April 21, 2006

 

Royal Hours of Holy Friday

 

In the name of the Father and of the Son and of the Holy Spirit.

 

Prescribed for the First Hour is a pericope from St. Paul’s letter to the Galatians where he writes that the world has been crucified to him and he has been crucified to the world.(6:14) What comes to mind when we hear or read these words?  The obvious answer, of course, is St. Paul’s participation in the crucifixion of the Lord.  But how is this possible?  How is St. Paul connected to Christ’s crucifixion?  Again, the answer is not difficult to find.  St. Paul, like all of us, is one with the Lord’s crucifixion through baptism.

 

I think all of you are aware that baptism is a word I often use in my homilies.  Baptism binds us – it grafts us – to the cross of the Lord.
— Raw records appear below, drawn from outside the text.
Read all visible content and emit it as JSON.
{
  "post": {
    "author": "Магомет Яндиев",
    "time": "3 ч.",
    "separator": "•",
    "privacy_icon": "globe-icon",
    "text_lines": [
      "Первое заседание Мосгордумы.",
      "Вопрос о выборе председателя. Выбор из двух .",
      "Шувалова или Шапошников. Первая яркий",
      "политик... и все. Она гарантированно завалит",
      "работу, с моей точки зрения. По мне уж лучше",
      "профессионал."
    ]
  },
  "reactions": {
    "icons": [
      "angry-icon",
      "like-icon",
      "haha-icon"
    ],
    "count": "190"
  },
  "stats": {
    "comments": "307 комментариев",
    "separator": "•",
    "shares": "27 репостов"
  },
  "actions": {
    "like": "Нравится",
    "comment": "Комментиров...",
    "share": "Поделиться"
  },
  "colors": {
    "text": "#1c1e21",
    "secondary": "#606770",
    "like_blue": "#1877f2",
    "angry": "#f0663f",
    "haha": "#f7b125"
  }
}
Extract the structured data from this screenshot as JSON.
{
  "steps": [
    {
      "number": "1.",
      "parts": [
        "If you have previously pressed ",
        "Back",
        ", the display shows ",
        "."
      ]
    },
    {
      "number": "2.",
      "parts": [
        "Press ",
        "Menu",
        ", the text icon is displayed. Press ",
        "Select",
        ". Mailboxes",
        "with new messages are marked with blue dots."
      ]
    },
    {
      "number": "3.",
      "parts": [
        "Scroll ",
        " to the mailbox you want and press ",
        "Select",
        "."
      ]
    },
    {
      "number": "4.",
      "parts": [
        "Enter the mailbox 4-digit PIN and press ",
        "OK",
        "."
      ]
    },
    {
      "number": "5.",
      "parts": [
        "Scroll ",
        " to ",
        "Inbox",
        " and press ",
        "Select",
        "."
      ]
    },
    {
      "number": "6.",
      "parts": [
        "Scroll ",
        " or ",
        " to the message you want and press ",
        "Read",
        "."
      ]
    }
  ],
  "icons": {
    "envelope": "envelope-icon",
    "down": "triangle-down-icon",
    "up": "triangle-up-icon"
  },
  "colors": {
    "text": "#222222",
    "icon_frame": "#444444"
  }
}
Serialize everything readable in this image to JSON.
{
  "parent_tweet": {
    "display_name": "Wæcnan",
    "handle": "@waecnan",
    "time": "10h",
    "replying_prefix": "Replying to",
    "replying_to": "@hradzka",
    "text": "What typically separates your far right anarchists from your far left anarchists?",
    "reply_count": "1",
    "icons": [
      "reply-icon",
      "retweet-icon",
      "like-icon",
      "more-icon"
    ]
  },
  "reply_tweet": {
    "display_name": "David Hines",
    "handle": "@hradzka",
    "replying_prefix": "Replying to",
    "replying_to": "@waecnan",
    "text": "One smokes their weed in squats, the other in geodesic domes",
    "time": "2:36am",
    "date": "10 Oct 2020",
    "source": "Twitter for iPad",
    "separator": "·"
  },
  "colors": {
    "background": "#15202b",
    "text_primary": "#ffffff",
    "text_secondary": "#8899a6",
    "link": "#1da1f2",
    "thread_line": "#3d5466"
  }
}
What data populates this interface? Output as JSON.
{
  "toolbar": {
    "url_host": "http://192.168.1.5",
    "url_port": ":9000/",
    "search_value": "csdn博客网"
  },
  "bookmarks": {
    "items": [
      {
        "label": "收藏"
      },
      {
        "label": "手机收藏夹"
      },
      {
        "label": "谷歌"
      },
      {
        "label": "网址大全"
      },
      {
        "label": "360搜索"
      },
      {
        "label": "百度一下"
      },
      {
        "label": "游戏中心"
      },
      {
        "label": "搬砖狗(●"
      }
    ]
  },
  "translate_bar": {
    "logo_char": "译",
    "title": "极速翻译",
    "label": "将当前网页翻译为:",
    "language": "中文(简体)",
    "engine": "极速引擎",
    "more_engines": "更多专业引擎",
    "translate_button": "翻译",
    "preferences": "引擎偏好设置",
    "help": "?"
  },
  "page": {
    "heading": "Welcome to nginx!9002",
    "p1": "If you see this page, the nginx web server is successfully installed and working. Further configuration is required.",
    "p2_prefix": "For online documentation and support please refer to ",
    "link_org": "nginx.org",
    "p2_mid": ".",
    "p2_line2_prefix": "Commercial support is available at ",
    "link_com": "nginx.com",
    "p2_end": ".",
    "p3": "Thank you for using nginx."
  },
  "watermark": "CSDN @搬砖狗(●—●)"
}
Therefore, St. Paul is able to say, “The world is crucified to me and I to the world.”  Consequently, because he (and we) is (are) one with the crucifixion of the Lord, he (and we) is (are) no longer bound to the old life. Indeed, the great Apostle boldly proclaims that if anyone is in Christ – if anyone is bound to his death and resurrection – that person is a “new creation. [T]he old has passed away, behold, the new has come.” (2 Corinthians 5:17)  Through baptism we have become a new creation because we have entered the very death of the Lord.  We are a new creation because our participation in the death and resurrection of the God-Man has taken us from the old life and has brought us into the kingdom which is to come.

 

We have recently erected a new sign outside of the Cathedral.  Beneath the gold leafed cross is a line from Sunday Matins; “Through the cross joy has come into all the world.”  Is this statement true or is it false advertising?  If it is true, how so?

 

For the Christian, the cross of Christ is the vanquisher of sin and death.  We were once a people bound to sin and death.  Remember the reading from Romans this morning; “While we were weak, while we were sinners, while we were enemies of God” – St. Paul does not hold back – “Christ died for us.”(5:6-11) Because of the cross – because of the voluntary death of the Savior - we have been rescued from that horrible enslavement to sin and death. Through the cross we have been refashioned into a new creation.

 

Yesterday, at the Vesperal Liturgy, I spoke briefly about Christ being the one great high priest who is the one new sacrifice, the one new covenant, and the one new temple not made by hands. As the new people of God we, through baptism and therefore through the cross, have been incorporated into Christ our new and living temple. In gathering to celebrate the Eucharist we are the manifestation of the living, breathing crucified and risen temple which is Christ.

 

As we enter the Lord’s three day Pascha we already hear in our minds and hearts the proclamation of his resurrection which occurred two thousand years ago. Because we are the recipients and participants of this Good News we are responsible for proclaiming and revealing the One who voluntarily submits to the cross and the tomb, the One who is risen from the dead and the One who makes all things new.

 

Unless we are faithful to this apostolic work – unless we are able to be Christ whom we preach and bring his uncreated light into the cold, lonely and frightening darkness which still exists -- all which is done in this sacred space is a theatrical drama where we are wearing masks of piety as we vainly assume roles reserved for the authentic Christian.

 

Christ ascends the cross and we, like St. Paul, are to be dead to the world and the world is to be dead to us. Being one with Christ’s death the world will perceive and receive his uncreated light. Being one with Christ’s death the world will come to know that death has been swallowed by life. Being one with Christ’s death the world will hear the word of victory, “through the cross joy has come into all the world”.  Amen.